Shiny New Documentary
Like many in my circle, I watched Shiny, Happy People on Prime Video. It is the latest in a too-long list of cult documentaries available for streaming. More than a limited series about the Duggars, it is a scathing piece on the practices of the IBLP. The Institute of Basic Life Principles was advertised as a homeschool curriculum guaranteed to educate children better than any Christian or public school ever could. It didn’t deliver. Instead, it produced a generation of poorly educated adults who were trained to obey without hesitation. Men were told that in their houses, they were the undisputed leader of their own homegrown group of believers. Women were taught to be selfless servants whose bodies would be used to create a quiver full of babies. Older children raised and taught their younger siblings — losing their childhoods in the process.
https://www.amazon.com/gp/video/detail/B0B8TSG92M/ref=atv_dp_share_cu_r
While the documentary was fascinating, the information wasn’t new.
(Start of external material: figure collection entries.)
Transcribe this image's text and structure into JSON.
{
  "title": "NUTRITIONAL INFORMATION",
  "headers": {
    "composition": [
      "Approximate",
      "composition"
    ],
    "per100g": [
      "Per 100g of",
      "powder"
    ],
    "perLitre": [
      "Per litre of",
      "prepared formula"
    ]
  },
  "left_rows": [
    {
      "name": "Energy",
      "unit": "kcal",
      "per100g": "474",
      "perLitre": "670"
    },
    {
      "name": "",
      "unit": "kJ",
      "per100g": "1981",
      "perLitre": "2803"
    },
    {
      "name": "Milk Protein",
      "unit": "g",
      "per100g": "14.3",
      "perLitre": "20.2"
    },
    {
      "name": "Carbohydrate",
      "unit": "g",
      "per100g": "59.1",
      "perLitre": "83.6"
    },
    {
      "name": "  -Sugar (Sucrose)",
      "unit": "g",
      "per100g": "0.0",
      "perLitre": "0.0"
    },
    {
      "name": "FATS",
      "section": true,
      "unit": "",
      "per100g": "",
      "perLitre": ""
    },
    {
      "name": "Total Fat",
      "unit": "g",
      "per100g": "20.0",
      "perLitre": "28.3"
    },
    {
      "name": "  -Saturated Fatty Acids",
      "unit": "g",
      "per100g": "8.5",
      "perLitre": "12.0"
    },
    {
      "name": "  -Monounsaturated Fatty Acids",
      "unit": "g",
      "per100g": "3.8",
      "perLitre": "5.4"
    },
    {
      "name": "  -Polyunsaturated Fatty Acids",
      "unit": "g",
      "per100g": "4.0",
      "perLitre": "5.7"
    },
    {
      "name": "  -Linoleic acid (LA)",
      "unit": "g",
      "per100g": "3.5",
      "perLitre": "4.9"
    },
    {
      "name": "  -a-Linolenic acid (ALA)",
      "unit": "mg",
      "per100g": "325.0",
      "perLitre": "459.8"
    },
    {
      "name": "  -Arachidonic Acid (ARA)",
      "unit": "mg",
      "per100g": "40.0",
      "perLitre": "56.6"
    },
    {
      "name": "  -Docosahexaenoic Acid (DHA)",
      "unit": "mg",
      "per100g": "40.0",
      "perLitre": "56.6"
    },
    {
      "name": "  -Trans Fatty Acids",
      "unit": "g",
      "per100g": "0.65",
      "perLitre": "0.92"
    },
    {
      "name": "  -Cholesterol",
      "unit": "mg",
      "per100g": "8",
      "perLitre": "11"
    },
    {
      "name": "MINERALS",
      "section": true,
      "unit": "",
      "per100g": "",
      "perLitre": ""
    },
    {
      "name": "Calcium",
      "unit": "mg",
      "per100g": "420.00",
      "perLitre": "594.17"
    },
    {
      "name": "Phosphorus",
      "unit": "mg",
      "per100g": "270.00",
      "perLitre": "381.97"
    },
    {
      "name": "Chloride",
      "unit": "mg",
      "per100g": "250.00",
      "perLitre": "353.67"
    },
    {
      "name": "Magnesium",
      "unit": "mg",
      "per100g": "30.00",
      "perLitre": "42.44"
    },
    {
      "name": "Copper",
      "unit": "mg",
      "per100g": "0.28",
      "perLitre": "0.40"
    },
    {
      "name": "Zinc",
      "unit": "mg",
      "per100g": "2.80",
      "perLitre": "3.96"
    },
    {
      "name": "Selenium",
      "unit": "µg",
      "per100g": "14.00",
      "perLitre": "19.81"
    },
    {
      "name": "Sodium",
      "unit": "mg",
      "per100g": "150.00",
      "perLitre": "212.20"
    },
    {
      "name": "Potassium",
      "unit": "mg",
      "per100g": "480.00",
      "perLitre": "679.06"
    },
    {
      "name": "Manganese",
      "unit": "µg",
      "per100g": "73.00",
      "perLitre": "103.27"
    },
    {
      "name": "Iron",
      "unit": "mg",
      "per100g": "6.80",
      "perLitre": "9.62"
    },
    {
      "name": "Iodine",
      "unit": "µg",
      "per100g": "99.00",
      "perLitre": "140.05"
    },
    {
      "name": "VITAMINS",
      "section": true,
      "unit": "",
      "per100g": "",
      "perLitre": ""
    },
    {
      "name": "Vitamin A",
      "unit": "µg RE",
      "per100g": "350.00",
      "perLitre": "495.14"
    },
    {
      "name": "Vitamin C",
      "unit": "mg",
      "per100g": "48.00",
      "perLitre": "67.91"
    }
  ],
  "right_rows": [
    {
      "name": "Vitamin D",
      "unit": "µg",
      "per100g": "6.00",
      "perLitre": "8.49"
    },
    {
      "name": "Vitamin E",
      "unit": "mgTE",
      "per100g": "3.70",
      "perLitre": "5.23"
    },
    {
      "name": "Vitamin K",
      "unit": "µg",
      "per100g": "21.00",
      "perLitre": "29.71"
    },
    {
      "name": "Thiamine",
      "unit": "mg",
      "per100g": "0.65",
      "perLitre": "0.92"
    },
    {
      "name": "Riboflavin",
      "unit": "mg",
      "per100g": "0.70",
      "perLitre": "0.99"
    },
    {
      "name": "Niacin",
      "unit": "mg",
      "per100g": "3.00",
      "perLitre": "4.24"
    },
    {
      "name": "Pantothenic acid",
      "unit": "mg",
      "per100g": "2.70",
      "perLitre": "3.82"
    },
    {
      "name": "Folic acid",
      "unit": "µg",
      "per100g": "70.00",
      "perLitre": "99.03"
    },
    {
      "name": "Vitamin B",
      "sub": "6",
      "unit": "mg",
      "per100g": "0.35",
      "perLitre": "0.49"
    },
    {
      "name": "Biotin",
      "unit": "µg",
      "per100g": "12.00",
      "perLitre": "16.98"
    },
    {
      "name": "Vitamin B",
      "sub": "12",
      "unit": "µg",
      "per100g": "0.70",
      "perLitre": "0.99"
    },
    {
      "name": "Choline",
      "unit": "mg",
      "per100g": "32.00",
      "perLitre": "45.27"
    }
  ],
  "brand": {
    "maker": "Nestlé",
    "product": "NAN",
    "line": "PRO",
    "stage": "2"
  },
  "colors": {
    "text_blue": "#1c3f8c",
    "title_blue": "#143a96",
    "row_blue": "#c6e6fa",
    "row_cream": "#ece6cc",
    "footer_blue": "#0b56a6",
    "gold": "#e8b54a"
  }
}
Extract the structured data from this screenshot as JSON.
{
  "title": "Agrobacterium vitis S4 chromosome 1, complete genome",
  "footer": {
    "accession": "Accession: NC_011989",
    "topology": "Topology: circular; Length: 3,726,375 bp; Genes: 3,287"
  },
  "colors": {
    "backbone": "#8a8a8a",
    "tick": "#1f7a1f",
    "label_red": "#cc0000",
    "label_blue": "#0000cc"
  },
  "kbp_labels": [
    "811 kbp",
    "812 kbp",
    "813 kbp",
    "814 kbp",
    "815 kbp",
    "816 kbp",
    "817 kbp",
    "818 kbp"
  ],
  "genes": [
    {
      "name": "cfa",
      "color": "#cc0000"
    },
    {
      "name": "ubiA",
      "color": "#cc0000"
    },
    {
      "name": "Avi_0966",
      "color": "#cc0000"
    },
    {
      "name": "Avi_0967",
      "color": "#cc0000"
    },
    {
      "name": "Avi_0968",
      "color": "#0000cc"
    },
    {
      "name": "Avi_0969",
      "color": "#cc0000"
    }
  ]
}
Since I write faith-based Christian fiction that exposes spiritual abuse, I’ve become familiar with these patterns and feature them in my novels. (For more information, go to “Menu” at the top of the page and click on “Books by Marbeth Skwarczynski.)
Nearly every cult has the same traits: narcissistic leadership, strict rules governing personal choice, the demand for obedience, and the discouragement of critical thinking. Then come the various types of abuse that result from spiritual manipulation: economic, physical, sexual, and emotional.
The great thing about streaming services becoming saturated with documentaries like Shiny, Happy People is that discussing spiritual and church abuse is more acceptable now than ever before. Of course, it isn’t a new problem — and neither is the discussion — but in previous years, the information as revealed in television shows, movies, plays, novels, and memoirs has been brushed off as a plot point at best or an attack on “the church” that demanded a boycott at the very worst.
Today, we’re less likely to brush off a survivor’s story as a lie and less likely to fall in line behind a charismatic leader just because they are in a leadership position. Or at least, we’re on our way there. And it’s about time.